Flextronics International Ltd. reported profits for the fiscal 2014 second quarter shrank as the company faced higher operating costs and on a small decline in gross profit margins. The company said it believes cost-cutting measures introduced earlier in the year would help it improve the total operating structure.
Net income at the top-tier electronics manufacturing services (EMS) provider fell 22 percent, in the three months ended Sept. 27, to $118 million, or 19 cents per share, compared with profits of $150.6 million, or 22 cents per share, in the year-ago quarter. Revenue for the fiscal 2014 second quarter climbed, though, to $6.4 billion from $6.2 billion while gross profit margins fell slightly to 5.75 percent from 5.94 percent. Profits in the year ago quarter benefitted from a $10.5 million charge against interest expenses.
Flextronics’ selling, general and administrative expenses grew in the recently ended quarter to $218.5 million from $192.2 million in the fiscal 2013 second quarter, putting further pressure on its profits.

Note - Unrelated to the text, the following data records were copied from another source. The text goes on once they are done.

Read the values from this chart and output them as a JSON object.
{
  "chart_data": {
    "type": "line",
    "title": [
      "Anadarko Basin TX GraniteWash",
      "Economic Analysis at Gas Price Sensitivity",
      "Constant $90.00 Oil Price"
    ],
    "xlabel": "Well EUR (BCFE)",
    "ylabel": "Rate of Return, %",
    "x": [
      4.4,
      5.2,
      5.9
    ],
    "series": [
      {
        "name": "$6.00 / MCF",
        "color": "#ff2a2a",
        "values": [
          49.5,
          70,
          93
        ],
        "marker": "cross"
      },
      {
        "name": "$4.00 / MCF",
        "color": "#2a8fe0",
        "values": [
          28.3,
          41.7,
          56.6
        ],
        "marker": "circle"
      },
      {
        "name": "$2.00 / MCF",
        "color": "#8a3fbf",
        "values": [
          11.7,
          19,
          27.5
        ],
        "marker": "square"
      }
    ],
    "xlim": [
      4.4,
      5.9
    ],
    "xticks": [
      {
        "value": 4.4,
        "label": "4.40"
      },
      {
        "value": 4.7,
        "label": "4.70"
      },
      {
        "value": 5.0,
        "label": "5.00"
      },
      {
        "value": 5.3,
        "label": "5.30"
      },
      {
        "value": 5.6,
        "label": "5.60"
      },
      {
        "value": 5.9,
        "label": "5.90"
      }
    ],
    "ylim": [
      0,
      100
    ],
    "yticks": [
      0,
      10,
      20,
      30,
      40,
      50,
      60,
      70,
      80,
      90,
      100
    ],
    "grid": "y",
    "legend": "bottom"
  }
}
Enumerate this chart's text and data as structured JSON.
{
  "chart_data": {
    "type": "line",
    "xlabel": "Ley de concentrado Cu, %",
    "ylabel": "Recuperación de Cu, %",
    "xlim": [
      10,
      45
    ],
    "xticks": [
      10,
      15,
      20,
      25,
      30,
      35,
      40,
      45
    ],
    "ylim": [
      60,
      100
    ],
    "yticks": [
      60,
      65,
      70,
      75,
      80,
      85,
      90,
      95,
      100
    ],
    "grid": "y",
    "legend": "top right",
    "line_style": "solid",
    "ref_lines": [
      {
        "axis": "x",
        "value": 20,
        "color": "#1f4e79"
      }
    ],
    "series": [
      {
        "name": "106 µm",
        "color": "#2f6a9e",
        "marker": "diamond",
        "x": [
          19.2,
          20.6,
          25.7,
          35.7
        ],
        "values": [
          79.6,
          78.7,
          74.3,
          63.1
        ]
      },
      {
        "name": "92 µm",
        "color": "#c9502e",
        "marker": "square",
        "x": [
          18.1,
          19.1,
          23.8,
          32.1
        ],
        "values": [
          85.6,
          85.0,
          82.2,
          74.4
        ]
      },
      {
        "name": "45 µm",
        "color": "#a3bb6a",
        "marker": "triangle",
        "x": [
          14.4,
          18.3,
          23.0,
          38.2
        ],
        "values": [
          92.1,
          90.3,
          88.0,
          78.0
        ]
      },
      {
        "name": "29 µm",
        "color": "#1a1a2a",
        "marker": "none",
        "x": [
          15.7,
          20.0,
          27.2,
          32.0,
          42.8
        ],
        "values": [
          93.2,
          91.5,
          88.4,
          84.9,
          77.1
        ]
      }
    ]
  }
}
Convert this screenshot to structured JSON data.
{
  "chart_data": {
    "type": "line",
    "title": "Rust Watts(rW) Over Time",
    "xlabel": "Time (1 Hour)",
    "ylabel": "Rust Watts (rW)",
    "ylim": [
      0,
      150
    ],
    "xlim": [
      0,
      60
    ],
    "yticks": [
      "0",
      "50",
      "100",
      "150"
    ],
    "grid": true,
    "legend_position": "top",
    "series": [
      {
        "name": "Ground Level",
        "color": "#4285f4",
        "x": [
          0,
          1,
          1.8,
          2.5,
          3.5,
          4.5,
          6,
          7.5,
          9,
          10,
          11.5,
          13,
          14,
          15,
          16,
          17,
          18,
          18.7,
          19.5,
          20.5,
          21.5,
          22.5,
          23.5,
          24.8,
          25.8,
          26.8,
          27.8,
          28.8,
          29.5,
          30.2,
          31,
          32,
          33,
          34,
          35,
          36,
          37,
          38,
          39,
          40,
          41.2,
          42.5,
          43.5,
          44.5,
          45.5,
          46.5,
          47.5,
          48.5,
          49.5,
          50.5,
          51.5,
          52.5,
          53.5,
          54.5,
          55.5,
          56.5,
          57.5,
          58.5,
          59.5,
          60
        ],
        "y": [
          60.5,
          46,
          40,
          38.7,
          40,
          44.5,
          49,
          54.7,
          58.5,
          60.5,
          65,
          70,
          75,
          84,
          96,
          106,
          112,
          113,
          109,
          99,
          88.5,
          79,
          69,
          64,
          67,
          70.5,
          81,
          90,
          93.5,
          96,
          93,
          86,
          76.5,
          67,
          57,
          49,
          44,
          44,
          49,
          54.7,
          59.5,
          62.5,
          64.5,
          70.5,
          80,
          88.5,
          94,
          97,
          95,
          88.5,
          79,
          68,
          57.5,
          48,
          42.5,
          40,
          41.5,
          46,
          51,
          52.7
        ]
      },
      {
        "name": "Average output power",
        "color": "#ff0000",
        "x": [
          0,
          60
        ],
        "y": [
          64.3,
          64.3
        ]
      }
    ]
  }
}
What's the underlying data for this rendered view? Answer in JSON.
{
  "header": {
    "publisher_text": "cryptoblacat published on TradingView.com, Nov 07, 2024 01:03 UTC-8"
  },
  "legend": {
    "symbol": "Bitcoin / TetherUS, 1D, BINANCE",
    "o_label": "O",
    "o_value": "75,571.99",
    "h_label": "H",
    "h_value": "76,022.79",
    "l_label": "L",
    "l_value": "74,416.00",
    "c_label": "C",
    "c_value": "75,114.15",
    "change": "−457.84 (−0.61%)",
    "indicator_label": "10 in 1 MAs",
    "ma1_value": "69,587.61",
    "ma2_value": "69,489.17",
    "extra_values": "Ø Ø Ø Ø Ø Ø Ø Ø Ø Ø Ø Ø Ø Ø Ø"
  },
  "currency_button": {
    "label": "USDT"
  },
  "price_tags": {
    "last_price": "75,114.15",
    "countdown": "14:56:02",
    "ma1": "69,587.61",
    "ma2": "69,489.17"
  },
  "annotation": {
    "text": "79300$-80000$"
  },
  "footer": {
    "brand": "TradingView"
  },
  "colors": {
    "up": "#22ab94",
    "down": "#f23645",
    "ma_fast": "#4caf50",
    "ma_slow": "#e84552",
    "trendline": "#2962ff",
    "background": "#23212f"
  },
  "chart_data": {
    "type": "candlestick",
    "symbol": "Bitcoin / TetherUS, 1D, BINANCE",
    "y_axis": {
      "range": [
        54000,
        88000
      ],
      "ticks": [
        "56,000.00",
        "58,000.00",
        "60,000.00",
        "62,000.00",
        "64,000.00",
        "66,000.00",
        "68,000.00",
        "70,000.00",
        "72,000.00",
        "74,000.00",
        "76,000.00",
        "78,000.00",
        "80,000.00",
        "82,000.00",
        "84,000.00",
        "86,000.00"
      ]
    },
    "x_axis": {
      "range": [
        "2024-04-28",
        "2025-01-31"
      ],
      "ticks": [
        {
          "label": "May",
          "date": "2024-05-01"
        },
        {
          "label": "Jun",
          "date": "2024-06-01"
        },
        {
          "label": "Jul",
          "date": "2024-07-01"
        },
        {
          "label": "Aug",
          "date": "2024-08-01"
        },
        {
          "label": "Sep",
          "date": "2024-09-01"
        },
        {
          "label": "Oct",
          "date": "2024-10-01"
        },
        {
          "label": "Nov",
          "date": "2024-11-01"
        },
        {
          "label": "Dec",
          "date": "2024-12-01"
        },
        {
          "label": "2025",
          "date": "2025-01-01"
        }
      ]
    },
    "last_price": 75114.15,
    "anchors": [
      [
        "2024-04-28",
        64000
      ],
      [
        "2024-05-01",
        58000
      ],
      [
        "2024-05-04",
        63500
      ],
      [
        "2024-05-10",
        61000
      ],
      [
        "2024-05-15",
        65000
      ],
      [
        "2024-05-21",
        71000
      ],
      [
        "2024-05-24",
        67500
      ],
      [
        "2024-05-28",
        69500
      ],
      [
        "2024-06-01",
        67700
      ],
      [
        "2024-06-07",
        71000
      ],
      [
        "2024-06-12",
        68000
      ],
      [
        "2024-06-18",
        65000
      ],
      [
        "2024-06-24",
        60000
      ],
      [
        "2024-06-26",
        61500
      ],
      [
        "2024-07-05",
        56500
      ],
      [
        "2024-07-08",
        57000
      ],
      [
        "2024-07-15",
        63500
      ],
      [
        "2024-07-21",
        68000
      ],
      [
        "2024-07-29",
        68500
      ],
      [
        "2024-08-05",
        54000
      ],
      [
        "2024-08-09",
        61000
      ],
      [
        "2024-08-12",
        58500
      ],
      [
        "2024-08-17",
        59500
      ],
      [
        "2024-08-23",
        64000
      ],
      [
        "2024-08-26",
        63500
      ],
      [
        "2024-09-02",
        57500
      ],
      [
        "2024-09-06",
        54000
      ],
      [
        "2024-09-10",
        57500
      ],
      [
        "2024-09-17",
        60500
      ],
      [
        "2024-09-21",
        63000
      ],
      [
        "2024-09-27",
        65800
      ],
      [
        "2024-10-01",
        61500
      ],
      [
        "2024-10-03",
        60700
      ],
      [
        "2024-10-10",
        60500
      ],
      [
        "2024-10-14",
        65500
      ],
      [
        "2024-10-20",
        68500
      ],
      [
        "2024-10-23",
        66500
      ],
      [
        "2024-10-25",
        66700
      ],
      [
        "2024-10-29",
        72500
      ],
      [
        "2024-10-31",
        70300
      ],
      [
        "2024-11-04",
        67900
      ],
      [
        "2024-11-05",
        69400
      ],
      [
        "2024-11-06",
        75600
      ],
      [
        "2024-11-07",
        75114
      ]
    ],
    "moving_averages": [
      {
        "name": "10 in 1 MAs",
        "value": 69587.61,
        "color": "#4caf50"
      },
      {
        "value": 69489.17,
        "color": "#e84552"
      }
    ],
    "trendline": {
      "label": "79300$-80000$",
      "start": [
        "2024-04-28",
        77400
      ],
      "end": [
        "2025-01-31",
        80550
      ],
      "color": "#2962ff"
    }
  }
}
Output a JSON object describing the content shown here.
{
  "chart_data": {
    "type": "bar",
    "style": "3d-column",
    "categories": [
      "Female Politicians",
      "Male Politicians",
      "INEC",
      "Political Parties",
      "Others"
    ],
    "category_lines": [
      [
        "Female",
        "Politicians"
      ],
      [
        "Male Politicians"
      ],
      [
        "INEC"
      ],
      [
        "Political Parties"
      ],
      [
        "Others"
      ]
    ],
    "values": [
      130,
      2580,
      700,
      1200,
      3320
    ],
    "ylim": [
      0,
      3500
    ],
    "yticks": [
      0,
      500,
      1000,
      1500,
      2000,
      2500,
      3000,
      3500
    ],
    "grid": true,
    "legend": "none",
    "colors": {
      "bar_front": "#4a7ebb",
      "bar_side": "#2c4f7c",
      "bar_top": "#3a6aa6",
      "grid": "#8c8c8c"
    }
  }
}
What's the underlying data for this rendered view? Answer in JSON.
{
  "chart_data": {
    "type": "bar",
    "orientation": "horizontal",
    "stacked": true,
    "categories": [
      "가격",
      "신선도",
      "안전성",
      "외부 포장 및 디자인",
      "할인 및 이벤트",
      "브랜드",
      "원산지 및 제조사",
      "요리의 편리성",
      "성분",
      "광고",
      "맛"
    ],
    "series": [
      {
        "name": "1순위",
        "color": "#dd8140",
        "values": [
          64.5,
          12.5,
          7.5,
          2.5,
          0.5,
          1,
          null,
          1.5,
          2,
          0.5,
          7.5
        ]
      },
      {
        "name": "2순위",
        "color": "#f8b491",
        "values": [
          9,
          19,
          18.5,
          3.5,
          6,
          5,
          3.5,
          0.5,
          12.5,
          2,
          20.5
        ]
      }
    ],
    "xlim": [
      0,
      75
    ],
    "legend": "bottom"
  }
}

Like many of its peers, the contract manufacturer is facing sales pressures and predicts in a statement that revenue for the December quarter would be “in the range of $6.5 billion to $6.9 billion,” in line with analysts’ consensus estimate. Flextronics’ management said during a conference call with analysts that they’ve noticed some weakness in the market with manufacturing programs being ramped slowly.
“Many of our customers and suppliers underestimated just how muted the seasonality would ultimately be as evidenced by the earnings reported so far this quarter,” said Michael McNamara, Flextronics’ CEO during the conference call. “We are seeing impacts ranging from more gradual ramps for new programs to some softness in end markets.”